Gerhard Kremer, born in Flanders in 1512, was interested in everything: philosophy, theology, geography, mathematics, astronomy, printmaking, calligraphy, etc. In 1544 he was imprisoned for heresy. In 1569 he published the world map which made his name famous
How? What? You don’t know the Kremer’s map? That’s because he Latinized his name, which means “merchant”, in Mercator. Do you know the Mercator map? Well done! This card is a true symbol of the era of great discoveries.
Each point on Earth can be identified by its latitude, which varies from 90 ° south to 90 ° north, and its longitude, which varies between 180 ° west and 180 ° east. A very naive idea to map the Earth is to represent a point on the Earth by the point on the map having the same coordinates. On the abscissa the longitude and on the ordinate the latitude. If you combine a degree with a millimeter, for example, you get a rectangular world map that is 36 cm wide and 18 cm high. Meridians and parallels are represented by straight, vertical and horizontal segments. This card has almost no interest except the fact that it is the first one to think of … It is called the flat square.
What is the problem with the flat square? Observe that all the meridians have the same length on Earth. The square flat behaves well from this point of view: the meridians are indeed all represented by vertical segments of the same length. Now observe the parallels on Earth. Their lengths decrease as we go from the equator to the small parallels around the poles. However, on the square flat, all the parallels measure 36 cm, regardless of the latitude
In other words, the square plate respects the lengths along the meridians but not those of the parallels. A very small disk on Earth is distorted on the map into a small ellipse, wider than it is tall.
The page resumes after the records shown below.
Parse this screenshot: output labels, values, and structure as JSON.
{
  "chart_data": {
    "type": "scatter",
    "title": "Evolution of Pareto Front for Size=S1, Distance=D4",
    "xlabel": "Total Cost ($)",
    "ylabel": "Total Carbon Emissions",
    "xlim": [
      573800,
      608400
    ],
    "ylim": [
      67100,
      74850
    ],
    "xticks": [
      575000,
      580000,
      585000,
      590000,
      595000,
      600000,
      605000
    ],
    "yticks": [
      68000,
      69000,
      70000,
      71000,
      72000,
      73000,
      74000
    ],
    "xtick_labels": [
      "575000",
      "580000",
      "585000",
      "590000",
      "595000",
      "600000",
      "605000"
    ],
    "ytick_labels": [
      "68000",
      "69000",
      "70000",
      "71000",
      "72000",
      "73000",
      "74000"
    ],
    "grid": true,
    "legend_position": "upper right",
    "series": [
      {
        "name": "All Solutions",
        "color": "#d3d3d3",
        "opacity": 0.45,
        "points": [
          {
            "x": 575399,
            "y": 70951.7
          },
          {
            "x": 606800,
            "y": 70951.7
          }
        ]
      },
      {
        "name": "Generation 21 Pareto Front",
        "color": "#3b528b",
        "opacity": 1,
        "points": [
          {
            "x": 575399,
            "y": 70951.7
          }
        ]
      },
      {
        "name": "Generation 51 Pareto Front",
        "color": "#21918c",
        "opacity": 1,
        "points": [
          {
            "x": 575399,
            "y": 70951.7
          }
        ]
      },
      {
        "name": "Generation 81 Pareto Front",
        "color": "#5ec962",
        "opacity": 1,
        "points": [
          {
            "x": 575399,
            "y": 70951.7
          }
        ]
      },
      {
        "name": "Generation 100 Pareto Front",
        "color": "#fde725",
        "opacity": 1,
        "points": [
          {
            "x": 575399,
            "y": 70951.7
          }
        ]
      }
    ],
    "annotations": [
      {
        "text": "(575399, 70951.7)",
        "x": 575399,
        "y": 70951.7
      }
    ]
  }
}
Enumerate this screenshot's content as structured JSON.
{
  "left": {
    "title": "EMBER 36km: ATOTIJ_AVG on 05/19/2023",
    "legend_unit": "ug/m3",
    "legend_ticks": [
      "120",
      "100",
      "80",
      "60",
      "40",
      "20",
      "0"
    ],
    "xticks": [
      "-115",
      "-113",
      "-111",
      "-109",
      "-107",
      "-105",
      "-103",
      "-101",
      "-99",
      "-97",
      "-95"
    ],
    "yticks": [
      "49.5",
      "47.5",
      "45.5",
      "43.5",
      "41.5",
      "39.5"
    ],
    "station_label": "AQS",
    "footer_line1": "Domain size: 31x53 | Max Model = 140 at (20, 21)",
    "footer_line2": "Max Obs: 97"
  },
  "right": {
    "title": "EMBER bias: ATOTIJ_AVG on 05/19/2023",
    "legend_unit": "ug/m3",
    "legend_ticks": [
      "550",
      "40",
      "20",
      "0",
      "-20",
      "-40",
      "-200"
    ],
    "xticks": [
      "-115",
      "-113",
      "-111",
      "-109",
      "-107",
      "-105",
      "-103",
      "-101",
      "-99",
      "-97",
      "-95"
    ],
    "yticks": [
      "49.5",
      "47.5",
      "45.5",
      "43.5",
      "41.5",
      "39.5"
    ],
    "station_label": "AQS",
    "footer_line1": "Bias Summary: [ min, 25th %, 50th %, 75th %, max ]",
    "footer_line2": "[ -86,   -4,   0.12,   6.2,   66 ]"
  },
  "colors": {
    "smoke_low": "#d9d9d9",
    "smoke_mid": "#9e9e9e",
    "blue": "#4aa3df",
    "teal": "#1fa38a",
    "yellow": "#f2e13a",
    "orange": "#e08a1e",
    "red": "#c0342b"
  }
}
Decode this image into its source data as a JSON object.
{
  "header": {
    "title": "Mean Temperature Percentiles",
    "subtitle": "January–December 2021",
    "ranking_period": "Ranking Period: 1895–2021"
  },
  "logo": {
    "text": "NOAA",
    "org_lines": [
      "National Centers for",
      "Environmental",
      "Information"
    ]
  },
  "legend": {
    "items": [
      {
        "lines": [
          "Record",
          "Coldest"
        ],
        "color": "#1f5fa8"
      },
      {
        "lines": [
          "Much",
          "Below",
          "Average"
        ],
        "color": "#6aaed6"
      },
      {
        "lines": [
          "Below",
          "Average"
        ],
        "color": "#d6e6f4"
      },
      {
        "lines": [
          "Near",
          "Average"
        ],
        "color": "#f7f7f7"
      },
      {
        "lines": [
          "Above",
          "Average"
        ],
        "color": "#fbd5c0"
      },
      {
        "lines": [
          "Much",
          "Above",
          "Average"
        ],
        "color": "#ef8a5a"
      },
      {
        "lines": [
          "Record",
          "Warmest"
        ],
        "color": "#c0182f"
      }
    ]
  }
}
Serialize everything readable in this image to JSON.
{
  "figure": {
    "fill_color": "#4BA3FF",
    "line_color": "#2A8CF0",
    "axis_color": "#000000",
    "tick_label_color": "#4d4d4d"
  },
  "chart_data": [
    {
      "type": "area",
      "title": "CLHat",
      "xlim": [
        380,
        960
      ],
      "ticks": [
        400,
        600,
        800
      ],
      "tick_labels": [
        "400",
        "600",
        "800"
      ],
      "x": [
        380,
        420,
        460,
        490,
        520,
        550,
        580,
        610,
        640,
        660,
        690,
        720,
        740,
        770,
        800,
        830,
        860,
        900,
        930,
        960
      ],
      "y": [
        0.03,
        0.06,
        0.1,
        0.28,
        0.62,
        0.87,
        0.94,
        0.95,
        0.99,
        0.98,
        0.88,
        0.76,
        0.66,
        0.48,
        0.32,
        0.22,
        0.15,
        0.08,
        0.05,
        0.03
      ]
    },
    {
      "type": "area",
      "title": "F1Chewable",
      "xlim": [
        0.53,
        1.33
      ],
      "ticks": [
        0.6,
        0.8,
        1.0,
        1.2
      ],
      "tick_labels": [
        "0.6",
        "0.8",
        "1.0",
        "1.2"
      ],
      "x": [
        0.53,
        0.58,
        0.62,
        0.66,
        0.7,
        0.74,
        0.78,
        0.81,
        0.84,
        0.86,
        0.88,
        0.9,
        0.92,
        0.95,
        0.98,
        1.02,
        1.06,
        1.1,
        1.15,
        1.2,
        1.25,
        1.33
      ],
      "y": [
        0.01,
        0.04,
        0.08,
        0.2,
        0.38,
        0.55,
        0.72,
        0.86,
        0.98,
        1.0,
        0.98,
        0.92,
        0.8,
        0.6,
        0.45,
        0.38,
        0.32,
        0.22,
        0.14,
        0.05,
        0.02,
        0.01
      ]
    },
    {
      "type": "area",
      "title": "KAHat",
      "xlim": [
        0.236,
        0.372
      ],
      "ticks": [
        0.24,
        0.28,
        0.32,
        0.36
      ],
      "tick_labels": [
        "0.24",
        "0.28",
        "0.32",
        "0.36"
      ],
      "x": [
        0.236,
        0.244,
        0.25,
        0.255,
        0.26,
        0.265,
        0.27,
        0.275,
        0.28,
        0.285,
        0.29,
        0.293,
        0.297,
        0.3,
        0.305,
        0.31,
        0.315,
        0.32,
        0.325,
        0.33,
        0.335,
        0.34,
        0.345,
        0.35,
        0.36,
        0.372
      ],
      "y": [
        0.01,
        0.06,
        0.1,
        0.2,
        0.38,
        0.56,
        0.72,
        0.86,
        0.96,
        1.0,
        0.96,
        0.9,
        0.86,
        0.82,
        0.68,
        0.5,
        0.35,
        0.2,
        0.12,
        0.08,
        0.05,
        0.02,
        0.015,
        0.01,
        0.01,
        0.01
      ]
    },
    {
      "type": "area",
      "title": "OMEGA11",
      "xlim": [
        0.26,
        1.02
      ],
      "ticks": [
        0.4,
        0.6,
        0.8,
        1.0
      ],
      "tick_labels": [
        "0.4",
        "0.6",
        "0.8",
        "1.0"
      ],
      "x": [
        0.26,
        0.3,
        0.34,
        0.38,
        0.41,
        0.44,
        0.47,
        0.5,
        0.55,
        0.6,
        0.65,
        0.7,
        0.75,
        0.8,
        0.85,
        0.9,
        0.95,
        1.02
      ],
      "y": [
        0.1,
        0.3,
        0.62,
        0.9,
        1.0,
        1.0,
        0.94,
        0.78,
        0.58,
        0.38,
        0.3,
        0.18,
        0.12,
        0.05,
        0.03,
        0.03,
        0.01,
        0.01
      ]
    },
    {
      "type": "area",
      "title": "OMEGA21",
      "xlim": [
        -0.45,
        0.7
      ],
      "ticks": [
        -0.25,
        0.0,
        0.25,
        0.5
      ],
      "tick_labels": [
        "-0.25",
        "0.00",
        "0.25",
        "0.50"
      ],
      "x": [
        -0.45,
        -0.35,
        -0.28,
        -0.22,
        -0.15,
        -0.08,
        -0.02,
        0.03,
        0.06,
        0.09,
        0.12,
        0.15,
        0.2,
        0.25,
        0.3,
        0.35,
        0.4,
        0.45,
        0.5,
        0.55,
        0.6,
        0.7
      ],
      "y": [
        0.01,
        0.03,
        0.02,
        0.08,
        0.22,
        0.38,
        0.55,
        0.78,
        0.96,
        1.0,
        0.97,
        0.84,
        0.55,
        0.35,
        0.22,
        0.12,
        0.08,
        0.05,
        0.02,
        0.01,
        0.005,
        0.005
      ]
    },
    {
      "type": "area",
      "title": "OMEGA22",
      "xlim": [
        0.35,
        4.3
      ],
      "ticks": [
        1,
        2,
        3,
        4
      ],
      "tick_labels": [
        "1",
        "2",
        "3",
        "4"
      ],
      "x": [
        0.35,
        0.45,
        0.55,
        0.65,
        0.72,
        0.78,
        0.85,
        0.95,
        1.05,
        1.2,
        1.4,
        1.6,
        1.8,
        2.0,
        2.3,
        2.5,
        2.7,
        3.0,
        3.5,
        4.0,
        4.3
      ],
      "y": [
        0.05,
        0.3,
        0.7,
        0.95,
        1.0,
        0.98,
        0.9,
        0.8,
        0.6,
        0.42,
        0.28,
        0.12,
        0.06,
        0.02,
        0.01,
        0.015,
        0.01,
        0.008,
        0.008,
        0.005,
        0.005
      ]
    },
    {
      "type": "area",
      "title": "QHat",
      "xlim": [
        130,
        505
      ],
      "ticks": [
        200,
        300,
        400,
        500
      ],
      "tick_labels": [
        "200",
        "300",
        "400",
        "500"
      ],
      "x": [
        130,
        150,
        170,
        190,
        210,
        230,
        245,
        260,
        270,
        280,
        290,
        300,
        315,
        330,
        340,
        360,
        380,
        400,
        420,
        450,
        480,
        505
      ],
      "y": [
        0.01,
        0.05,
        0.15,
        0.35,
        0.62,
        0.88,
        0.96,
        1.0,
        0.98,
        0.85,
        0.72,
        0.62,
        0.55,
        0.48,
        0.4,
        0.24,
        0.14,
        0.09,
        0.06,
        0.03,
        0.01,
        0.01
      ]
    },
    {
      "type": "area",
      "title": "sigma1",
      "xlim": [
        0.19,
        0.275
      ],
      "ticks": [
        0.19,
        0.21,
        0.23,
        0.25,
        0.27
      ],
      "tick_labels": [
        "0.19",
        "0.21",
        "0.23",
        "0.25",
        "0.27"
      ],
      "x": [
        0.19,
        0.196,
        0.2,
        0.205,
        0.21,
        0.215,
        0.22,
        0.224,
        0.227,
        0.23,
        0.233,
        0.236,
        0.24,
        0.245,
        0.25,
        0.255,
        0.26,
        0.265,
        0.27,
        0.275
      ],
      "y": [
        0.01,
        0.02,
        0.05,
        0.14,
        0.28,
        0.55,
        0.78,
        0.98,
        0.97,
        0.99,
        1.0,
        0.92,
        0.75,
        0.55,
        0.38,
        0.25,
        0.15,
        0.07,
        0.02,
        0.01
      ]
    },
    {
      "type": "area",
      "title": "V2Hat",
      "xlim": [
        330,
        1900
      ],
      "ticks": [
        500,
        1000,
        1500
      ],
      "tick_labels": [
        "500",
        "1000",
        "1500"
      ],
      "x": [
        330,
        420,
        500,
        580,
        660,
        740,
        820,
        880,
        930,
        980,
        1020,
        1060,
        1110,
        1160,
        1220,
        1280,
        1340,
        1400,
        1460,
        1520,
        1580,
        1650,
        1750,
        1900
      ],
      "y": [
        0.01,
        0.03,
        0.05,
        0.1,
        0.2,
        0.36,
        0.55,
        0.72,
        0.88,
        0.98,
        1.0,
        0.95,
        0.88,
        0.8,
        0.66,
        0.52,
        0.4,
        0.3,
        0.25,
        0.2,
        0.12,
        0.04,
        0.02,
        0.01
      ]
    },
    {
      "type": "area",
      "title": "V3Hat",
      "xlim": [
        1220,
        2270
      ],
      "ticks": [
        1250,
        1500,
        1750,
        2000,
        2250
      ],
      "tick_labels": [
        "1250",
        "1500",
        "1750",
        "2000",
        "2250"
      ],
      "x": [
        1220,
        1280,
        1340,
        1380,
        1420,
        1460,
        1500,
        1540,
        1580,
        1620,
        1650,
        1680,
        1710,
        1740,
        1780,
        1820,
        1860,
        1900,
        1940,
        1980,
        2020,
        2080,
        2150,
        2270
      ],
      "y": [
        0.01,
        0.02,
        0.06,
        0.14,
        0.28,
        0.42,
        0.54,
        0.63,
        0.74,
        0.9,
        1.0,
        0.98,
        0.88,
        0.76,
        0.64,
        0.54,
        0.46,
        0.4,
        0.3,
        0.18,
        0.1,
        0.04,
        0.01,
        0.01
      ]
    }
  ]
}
Mercator wants to solve this problem. He probably understands that he cannot keep both the lengths and the shape of the small disks on all the elements of the map. He then gives himself the objective that the shapes are respected even if the lengths are not. This is how Mercator does it. He decides to change the spacing between the parallels on his map. In each zone, it expands in the direction of the meridians in the same proportion as the parallels. Certainly, we lose the fact that the map was exact in the direction of the meridians, but at least the small disks on Earth are represented by disks on the map (of a different radius).
In the Mercator map, the meridians are represented by verticals, the parallels by horizontal lines, but the spacing between two parallels was no longer proportional to the difference in latitudes, as in the flat square. You can also verify that it is proportional to the inverse of the cosine of the latitude.
This map has been incredibly successful for a variety of reasons. The main one is that it was useful for sailors: a ship that is heading at a constant heading on Earth describes a curve (whose barbaric mathematical name is rhumb line) which is represented on the map by a straight line. Easy to trace the route. Mathematical advantage: this type of cards, which may not preserve the lengths, but which preserves the shapes of the infinitely small domains, is defined, without much imagination, as conforming. This concept has become fundamental in mathematics: passing from Latin to Greek, we are talking today about holomorphic functions. Their applications are innumerable, and we will talk about them (no doubt) in other briefs!
Today, when we give the formula that describes the Mercator map, we use logarithms. But in Mercator’s time, these logarithms had not yet been discovered! Besides, for a contemporary mathematician, the Mercator map is nothing other than the logarithmic function of a complex number. Mercator would not have recognized his card, he who ignored logarithms as much as complex numbers!